Even if you are not usually a worrier, being pregnant can turn you into one, at least temporarily. It’s only natural to worry from time to time because you can not exactly see what is going on inside your body as the pregnancy progresses. I’m pretty sure that multiple times during each of my pregnancies I placed my hand on my belly and said “Is everything okay in there?”
Worrying can make you feel isolated sometimes. It may be helpful to know that many other pregnant women are concerned about the same things that you are. Here are three common pregnancy worries as well as some information that could help to lessen your concerns.
If you are experiencing severe morning sickness, you may fear that your baby is not getting enough nutrition. Many women experience morning sickness and go on to have healthy babies. Your baby will take full advantage of whatever you are able to keep down, so do your best, especially when it comes to taking your prenatal vitamins. Around week sixteen, most women are able to keep down a wide variety of nutritious foods so that baby can grow and gain plenty of weight through the rest of the pregnancy.
Stress is a normal part of pregnancy, but you’ve heard that it is not good for the baby. While it is true that some kinds of acute stress, like the kind that comes from losing a job or the death of a loved one, could put your baby at risk for premature birth, most everyday stress does not. Even if you do experience a tragedy, coping with it and with everyday stress effectively can make a difference for you and your baby. Things like talking to a friend, your spouse, or a counselor, exercising (if your doctor says it is ok), meditating, and getting plenty of rest can help you to become calm again.

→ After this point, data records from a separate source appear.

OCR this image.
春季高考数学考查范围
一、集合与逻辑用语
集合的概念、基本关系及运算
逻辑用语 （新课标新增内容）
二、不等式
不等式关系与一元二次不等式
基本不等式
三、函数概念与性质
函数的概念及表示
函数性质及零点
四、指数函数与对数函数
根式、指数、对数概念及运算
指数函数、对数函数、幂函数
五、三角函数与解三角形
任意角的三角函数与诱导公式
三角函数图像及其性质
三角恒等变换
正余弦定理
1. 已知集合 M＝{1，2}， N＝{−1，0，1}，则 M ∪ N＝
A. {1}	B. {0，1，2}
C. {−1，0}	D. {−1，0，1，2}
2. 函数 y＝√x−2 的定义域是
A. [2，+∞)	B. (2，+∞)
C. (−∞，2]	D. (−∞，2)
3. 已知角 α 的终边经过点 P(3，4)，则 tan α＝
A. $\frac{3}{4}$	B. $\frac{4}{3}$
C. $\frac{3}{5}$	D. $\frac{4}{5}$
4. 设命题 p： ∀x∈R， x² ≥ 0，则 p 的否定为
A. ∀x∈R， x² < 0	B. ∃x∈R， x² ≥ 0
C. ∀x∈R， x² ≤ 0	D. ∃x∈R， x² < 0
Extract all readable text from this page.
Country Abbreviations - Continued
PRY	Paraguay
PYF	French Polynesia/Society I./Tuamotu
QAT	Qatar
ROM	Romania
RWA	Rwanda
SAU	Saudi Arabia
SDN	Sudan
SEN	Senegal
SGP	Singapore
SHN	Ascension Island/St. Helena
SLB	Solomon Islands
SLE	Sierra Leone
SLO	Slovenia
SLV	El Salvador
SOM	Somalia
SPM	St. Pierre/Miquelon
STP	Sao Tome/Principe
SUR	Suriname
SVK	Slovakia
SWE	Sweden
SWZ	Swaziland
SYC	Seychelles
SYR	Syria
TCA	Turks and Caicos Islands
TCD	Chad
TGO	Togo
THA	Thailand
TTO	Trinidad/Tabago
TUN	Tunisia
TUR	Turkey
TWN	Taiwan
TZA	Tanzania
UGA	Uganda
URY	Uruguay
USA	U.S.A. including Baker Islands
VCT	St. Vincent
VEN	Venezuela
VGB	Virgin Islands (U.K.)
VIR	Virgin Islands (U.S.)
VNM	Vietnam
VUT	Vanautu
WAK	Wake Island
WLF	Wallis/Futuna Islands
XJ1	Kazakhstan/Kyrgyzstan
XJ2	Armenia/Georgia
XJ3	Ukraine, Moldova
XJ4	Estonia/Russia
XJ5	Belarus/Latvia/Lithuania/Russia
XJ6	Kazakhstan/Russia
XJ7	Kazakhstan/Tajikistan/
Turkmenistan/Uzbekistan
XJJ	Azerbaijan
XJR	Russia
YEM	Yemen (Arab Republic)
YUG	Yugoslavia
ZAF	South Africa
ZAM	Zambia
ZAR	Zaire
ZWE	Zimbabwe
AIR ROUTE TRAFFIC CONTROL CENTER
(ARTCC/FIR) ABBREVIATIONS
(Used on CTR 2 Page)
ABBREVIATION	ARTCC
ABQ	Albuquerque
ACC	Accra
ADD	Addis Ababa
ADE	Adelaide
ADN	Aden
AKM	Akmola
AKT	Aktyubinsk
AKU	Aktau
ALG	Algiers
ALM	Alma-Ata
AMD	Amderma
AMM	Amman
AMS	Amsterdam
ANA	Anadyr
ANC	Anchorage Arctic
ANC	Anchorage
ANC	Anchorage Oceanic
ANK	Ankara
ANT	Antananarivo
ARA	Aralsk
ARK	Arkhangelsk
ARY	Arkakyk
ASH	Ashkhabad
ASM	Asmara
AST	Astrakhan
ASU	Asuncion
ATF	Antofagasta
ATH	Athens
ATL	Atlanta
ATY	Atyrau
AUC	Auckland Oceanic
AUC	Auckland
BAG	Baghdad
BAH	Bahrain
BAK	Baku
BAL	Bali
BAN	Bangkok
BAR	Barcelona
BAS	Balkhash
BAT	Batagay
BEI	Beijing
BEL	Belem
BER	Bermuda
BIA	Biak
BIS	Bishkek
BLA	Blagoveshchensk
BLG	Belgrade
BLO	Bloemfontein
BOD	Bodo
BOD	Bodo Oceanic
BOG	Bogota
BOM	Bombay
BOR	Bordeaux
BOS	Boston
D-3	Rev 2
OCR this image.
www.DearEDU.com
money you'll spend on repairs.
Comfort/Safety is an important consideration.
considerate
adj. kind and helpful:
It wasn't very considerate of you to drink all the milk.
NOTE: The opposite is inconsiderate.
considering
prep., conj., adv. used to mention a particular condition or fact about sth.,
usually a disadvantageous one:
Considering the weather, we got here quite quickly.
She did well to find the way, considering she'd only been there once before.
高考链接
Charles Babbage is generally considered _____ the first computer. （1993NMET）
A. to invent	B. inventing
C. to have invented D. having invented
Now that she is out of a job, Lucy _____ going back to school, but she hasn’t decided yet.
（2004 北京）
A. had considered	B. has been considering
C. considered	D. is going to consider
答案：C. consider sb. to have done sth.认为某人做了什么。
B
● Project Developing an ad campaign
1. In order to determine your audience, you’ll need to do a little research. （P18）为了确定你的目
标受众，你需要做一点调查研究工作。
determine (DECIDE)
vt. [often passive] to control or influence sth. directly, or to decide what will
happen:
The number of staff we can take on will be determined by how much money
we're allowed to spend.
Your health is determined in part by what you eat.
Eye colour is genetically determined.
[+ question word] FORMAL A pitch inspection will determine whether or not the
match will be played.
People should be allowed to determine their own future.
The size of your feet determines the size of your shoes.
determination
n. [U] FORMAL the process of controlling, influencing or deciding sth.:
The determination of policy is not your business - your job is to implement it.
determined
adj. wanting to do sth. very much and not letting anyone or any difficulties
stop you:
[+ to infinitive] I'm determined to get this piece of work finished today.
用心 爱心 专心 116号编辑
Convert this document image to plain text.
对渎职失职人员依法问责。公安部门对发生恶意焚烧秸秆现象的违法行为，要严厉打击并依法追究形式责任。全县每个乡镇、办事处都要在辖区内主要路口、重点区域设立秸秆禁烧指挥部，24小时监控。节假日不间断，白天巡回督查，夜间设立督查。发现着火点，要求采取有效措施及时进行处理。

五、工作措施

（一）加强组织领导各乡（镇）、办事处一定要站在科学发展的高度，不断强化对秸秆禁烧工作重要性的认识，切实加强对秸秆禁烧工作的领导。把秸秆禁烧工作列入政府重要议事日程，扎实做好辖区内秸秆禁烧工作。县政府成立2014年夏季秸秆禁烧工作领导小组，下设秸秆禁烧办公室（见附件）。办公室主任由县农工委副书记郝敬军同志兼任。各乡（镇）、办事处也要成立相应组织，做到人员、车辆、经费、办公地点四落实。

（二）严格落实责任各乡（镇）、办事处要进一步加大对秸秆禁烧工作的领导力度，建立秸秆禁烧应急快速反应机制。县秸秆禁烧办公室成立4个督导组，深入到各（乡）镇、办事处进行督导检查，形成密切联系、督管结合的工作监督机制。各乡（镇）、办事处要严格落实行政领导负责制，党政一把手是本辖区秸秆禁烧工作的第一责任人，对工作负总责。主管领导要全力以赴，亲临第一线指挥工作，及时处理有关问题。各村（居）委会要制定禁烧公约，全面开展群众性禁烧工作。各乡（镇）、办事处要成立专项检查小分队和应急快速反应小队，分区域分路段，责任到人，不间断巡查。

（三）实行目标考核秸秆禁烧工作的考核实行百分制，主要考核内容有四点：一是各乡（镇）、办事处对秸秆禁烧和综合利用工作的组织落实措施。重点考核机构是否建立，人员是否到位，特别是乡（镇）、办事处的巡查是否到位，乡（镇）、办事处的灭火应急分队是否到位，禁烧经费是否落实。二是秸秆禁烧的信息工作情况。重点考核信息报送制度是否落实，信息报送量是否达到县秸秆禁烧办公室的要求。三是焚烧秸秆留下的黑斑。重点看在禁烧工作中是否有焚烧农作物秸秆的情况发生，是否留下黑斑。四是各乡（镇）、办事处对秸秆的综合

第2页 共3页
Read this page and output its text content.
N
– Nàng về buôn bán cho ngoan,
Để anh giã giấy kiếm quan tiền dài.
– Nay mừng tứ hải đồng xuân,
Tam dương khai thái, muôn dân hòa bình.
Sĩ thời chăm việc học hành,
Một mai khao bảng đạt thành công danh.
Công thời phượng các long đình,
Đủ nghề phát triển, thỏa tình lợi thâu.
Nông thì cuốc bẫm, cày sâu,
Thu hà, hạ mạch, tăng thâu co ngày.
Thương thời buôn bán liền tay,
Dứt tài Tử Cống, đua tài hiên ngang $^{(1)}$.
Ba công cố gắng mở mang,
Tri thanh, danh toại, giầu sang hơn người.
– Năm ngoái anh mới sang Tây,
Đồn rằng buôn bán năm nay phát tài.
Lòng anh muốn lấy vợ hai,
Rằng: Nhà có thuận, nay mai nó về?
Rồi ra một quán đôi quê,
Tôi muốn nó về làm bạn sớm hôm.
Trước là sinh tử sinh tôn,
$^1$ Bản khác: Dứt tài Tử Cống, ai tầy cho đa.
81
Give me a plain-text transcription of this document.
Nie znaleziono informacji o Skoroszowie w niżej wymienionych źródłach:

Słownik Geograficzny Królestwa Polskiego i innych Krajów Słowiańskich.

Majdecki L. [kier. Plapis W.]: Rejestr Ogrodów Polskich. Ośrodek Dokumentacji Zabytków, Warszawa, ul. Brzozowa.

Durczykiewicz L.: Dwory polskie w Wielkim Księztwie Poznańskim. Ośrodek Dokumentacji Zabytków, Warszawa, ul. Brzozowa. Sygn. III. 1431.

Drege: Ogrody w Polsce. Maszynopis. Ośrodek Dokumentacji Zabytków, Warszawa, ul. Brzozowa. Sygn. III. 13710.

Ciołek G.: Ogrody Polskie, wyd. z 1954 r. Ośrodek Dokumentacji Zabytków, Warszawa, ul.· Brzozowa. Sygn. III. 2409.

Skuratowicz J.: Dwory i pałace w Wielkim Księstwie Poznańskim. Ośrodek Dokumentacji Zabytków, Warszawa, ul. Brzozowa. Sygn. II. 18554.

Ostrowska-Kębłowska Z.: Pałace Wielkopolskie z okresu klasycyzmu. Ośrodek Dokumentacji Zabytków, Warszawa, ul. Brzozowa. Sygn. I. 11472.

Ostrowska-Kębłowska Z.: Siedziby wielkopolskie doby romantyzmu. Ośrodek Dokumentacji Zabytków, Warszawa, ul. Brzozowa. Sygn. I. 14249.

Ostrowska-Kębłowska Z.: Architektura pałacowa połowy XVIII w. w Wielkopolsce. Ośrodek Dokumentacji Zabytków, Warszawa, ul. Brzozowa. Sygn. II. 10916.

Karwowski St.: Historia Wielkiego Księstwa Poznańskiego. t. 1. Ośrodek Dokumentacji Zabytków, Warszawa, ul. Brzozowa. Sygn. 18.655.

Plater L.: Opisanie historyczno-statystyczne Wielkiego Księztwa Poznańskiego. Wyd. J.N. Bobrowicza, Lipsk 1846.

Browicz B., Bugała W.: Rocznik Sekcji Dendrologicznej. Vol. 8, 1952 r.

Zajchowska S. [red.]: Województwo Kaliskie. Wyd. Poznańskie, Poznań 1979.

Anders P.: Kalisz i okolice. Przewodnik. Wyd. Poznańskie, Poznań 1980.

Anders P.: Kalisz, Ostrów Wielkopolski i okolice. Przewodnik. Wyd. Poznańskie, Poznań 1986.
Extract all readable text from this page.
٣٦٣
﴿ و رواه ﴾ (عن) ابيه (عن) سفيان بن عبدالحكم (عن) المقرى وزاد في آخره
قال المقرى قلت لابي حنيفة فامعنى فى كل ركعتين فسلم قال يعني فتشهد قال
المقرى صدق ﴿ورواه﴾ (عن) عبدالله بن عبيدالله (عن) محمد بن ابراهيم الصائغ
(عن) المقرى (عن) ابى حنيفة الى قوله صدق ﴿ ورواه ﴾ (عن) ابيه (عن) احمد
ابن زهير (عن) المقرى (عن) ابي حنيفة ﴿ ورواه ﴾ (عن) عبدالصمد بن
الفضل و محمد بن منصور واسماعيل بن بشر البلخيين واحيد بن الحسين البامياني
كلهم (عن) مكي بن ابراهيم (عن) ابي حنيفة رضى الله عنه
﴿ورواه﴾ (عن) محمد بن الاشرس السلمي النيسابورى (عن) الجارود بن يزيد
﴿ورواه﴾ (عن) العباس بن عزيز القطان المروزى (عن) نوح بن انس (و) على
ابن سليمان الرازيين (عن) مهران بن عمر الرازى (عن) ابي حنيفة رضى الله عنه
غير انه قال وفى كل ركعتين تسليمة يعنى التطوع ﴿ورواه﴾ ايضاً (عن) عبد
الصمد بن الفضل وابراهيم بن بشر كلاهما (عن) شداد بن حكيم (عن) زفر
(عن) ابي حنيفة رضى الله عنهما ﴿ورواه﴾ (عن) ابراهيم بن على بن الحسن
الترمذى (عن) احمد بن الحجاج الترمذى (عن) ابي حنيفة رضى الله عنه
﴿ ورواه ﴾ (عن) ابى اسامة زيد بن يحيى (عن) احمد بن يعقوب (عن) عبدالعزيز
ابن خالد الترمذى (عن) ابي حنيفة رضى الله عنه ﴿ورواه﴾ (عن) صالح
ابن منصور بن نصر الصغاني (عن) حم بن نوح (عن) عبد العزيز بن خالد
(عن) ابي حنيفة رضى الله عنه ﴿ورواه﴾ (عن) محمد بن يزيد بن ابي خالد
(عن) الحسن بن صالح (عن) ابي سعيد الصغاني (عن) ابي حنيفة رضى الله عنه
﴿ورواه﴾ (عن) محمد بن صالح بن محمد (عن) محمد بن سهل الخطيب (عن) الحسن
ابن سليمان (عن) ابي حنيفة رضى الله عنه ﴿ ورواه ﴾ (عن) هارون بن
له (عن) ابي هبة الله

Perhaps one of the most common pregnancy worries is that baby will make his or her arrival so quickly that you will not have time to get to the hospital (or home, if you are having a home birth). Whenever a “surprise delivery” happens, it gets plenty of media attention, but in reality it is highly unlikely. Most women labor for between 12 and 21 hours, so there’s usually plenty of “advance notice” that baby is on the way. Your doctor will give you information about what early labor feels like, and how to know when it is time to make your way to the hospital.